Sonuç olarak, siber zorbalık ve çevrimiçi nefret söylemine karşı izlenebilecek 6 basit adım vardır: çocuklara cep telefonu veya internet kullanırken iletişimin sınırlarını anlatmak; siber zorbalıktan ve çevrimiçi nefret söyleminden kaçınmak için yetişkinler ziyaret ettikleri siteler ve bağlantılı kişiler hakkında konuşmalı; yetişkinler dijital içerikler hakkında güncel bilgilere sahip olmalıdır: sosyal medya, çevrimiçi oyunlar, genel olarak görsel içerikler (tv, filmler vb.); çocuklarımıza güven duymayı ve yönetmeyi öğrenmek ve öğrenmek; çocuklara örnek olmalı ve onlara dijital araçları nasıl doğru kullanacaklarını göstermeliyiz. Yeni teknolojilerle yaşamak, çocuklarımıza daha yakın olmanın bir yoludur.
Öğretmenler nasıl tepki vermeli ve bu fenomeni önlemelidir?
Bu fenomene karşı okulun rolü, bir çocuğun hayatının merkezi olması nedeniyle ilkeldir. Bu tür istismar, evde ve çocuğun yaşamının farklı yerlerinde gerçekleşmektedir ancak eğitim ortamını da etkilemektedir. Öğrenciler siber zorbalık konusunda o kadar endişeleniyorlar ki derslerine odaklanamıyorlar veya okula gelmekten korkuyorlar. Bu bir okul iklimi ve güvenlik sorunu haline geldi. Öğretmenler, öğrencilerinin istismara uğramasını önlemek ve onlara yardım etmek için işaretleri bilmeli ve tanımalıdır. İlk adımlardan biri "ciddiye almak" . Öğretmenler çocuklara durumun farkında olduklarını bildirmeli ve ihtiyaç duyduklarında onlara yardım etmelidirler. Bu bir oyun değildir ve bu bilinmelidir. Bir diğer önemli kısım ise işaretleri tanımaktır. Bunu elde etmek için öğretmenler ve eğitimciler, temel işaretleri öğrenmek ve bir çocuğun başkaları tarafından ne zaman zorbalığa veya istismara uğradığını bilmek için uygun eğitim almalıdır.
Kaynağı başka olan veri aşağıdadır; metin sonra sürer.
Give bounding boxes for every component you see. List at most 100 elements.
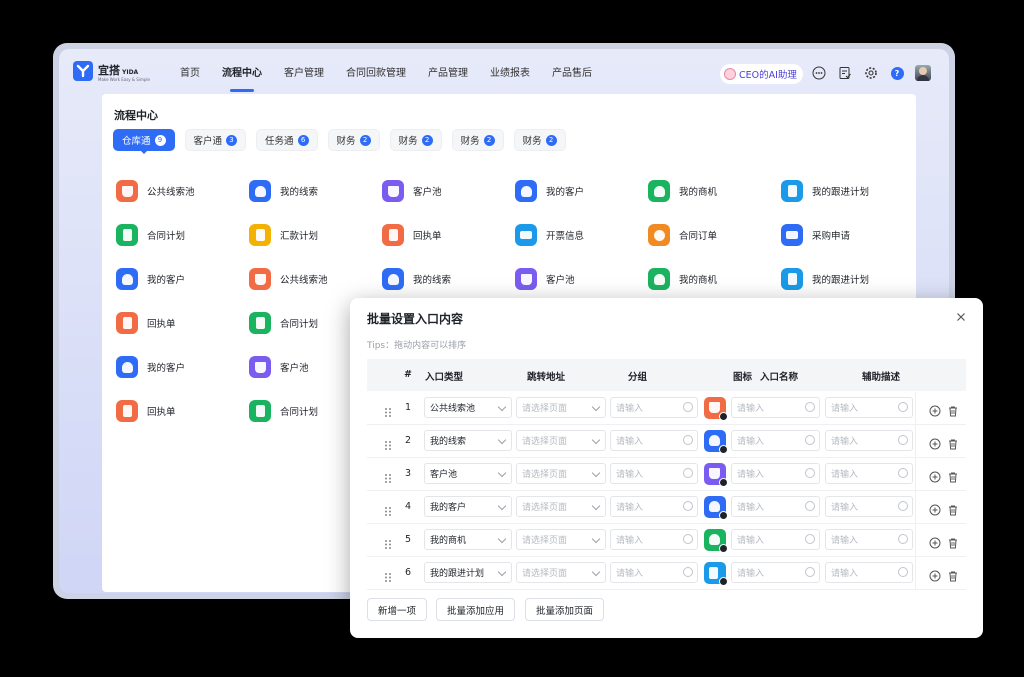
entry-name-input[interactable]: 请输入 (731, 562, 820, 583)
app-entry[interactable]: 汇款计划 (249, 213, 382, 257)
app-entry[interactable]: 合同订单 (648, 213, 781, 257)
entry-type-select[interactable]: 客户池 (424, 463, 512, 484)
entry-type-select[interactable]: 我的客户 (424, 496, 512, 517)
url-select[interactable]: 请选择页面 (516, 397, 606, 418)
app-entry[interactable]: 采购申请 (781, 213, 914, 257)
globe-icon[interactable] (805, 468, 815, 478)
app-entry[interactable]: 我的客户 (515, 169, 648, 213)
app-entry[interactable]: 我的跟进计划 (781, 257, 914, 301)
person-icon[interactable] (704, 529, 728, 553)
nav-item-customer[interactable]: 客户管理 (284, 64, 324, 79)
add-one-button[interactable]: 新增一项 (367, 598, 428, 621)
nav-item-report[interactable]: 业绩报表 (490, 64, 530, 79)
description-input[interactable]: 请输入 (825, 562, 913, 583)
app-entry[interactable]: 我的线索 (249, 169, 382, 213)
edit-icon[interactable] (719, 445, 728, 454)
delete-icon[interactable] (947, 435, 959, 450)
add-row-icon[interactable] (929, 435, 941, 450)
tab-finance[interactable]: 财务 2 (327, 129, 380, 151)
globe-icon[interactable] (683, 534, 693, 544)
app-entry[interactable]: 回执单 (116, 301, 249, 345)
entry-type-select[interactable]: 我的跟进计划 (424, 562, 512, 583)
tab-finance[interactable]: 财务 2 (513, 129, 566, 151)
table-row[interactable]: 5 我的商机 请选择页面 请输入 请输入 请输入 (367, 524, 966, 557)
app-entry[interactable]: 客户池 (382, 169, 515, 213)
table-row[interactable]: 6 我的跟进计划 请选择页面 请输入 请输入 请输入 (367, 557, 966, 590)
edit-icon[interactable] (719, 511, 728, 520)
delete-icon[interactable] (947, 501, 959, 516)
group-input[interactable]: 请输入 (610, 496, 698, 517)
app-entry[interactable]: 回执单 (116, 389, 249, 433)
batch-add-page-button[interactable]: 批量添加页面 (525, 598, 605, 621)
edit-icon[interactable] (719, 412, 728, 421)
table-row[interactable]: 1 公共线索池 请选择页面 请输入 请输入 请输入 (367, 392, 966, 425)
app-entry[interactable]: 回执单 (382, 213, 515, 257)
globe-icon[interactable] (683, 435, 693, 445)
gear-icon[interactable] (863, 65, 879, 81)
add-row-icon[interactable] (929, 501, 941, 516)
add-row-icon[interactable] (929, 468, 941, 483)
table-row[interactable]: 4 我的客户 请选择页面 请输入 请输入 请输入 (367, 491, 966, 524)
app-entry[interactable]: 合同计划 (116, 213, 249, 257)
delete-icon[interactable] (947, 468, 959, 483)
group-input[interactable]: 请输入 (610, 463, 698, 484)
calendar-icon[interactable] (704, 562, 728, 586)
drag-handle-icon[interactable] (384, 535, 392, 549)
globe-icon[interactable] (898, 567, 908, 577)
person-icon[interactable] (704, 430, 728, 454)
globe-icon[interactable] (805, 402, 815, 412)
delete-icon[interactable] (947, 567, 959, 582)
url-select[interactable]: 请选择页面 (516, 430, 606, 451)
delete-icon[interactable] (947, 534, 959, 549)
tab-customer[interactable]: 客户通 3 (184, 129, 247, 151)
globe-icon[interactable] (898, 468, 908, 478)
globe-icon[interactable] (898, 435, 908, 445)
entry-type-select[interactable]: 我的线索 (424, 430, 512, 451)
people-icon[interactable] (704, 496, 728, 520)
description-input[interactable]: 请输入 (825, 463, 913, 484)
globe-icon[interactable] (683, 402, 693, 412)
url-select[interactable]: 请选择页面 (516, 562, 606, 583)
drag-handle-icon[interactable] (384, 403, 392, 417)
tab-task[interactable]: 任务通 6 (256, 129, 318, 151)
entry-type-select[interactable]: 我的商机 (424, 529, 512, 550)
add-row-icon[interactable] (929, 567, 941, 582)
app-entry[interactable]: 我的跟进计划 (781, 169, 914, 213)
app-entry[interactable]: 公共线索池 (249, 257, 382, 301)
nav-item-product[interactable]: 产品管理 (428, 64, 468, 79)
table-row[interactable]: 3 客户池 请选择页面 请输入 请输入 请输入 (367, 458, 966, 491)
entry-name-input[interactable]: 请输入 (731, 496, 820, 517)
nav-item-process-center[interactable]: 流程中心 (222, 64, 262, 92)
globe-icon[interactable] (683, 567, 693, 577)
drag-handle-icon[interactable] (384, 568, 392, 582)
delete-icon[interactable] (947, 402, 959, 417)
url-select[interactable]: 请选择页面 (516, 463, 606, 484)
nav-item-home[interactable]: 首页 (180, 64, 200, 79)
tab-finance[interactable]: 财务 2 (451, 129, 504, 151)
close-icon[interactable] (954, 309, 968, 323)
edit-icon[interactable] (719, 577, 728, 586)
app-entry[interactable]: 公共线索池 (116, 169, 249, 213)
description-input[interactable]: 请输入 (825, 430, 913, 451)
globe-icon[interactable] (805, 501, 815, 511)
add-row-icon[interactable] (929, 534, 941, 549)
app-entry[interactable]: 我的商机 (648, 257, 781, 301)
batch-add-app-button[interactable]: 批量添加应用 (436, 598, 516, 621)
entry-name-input[interactable]: 请输入 (731, 430, 820, 451)
app-entry[interactable]: 我的客户 (116, 345, 249, 389)
app-entry[interactable]: 开票信息 (515, 213, 648, 257)
description-input[interactable]: 请输入 (825, 496, 913, 517)
globe-icon[interactable] (805, 567, 815, 577)
globe-icon[interactable] (898, 402, 908, 412)
table-row[interactable]: 2 我的线索 请选择页面 请输入 请输入 请输入 (367, 425, 966, 458)
tab-finance[interactable]: 财务 2 (389, 129, 442, 151)
globe-icon[interactable] (898, 534, 908, 544)
edit-icon[interactable] (719, 544, 728, 553)
globe-icon[interactable] (805, 435, 815, 445)
description-input[interactable]: 请输入 (825, 529, 913, 550)
drag-handle-icon[interactable] (384, 436, 392, 450)
group-input[interactable]: 请输入 (610, 562, 698, 583)
description-input[interactable]: 请输入 (825, 397, 913, 418)
globe-icon[interactable] (898, 501, 908, 511)
nav-item-aftersale[interactable]: 产品售后 (552, 64, 592, 79)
Ayrıca, çocuklar her türlü istismarın bildirilebileceğini bilmelidir ve öğretmenlerin onlara zorbalığa karşı bu önemli adımı nasıl atacaklarını öğretmeleri gerekir. Son olarak, neler olduğunun farkında olmalı ve okullar onlarla evde çalışmaya devam etmek için doğru yardımı ve kaynakları sağlamalıdır.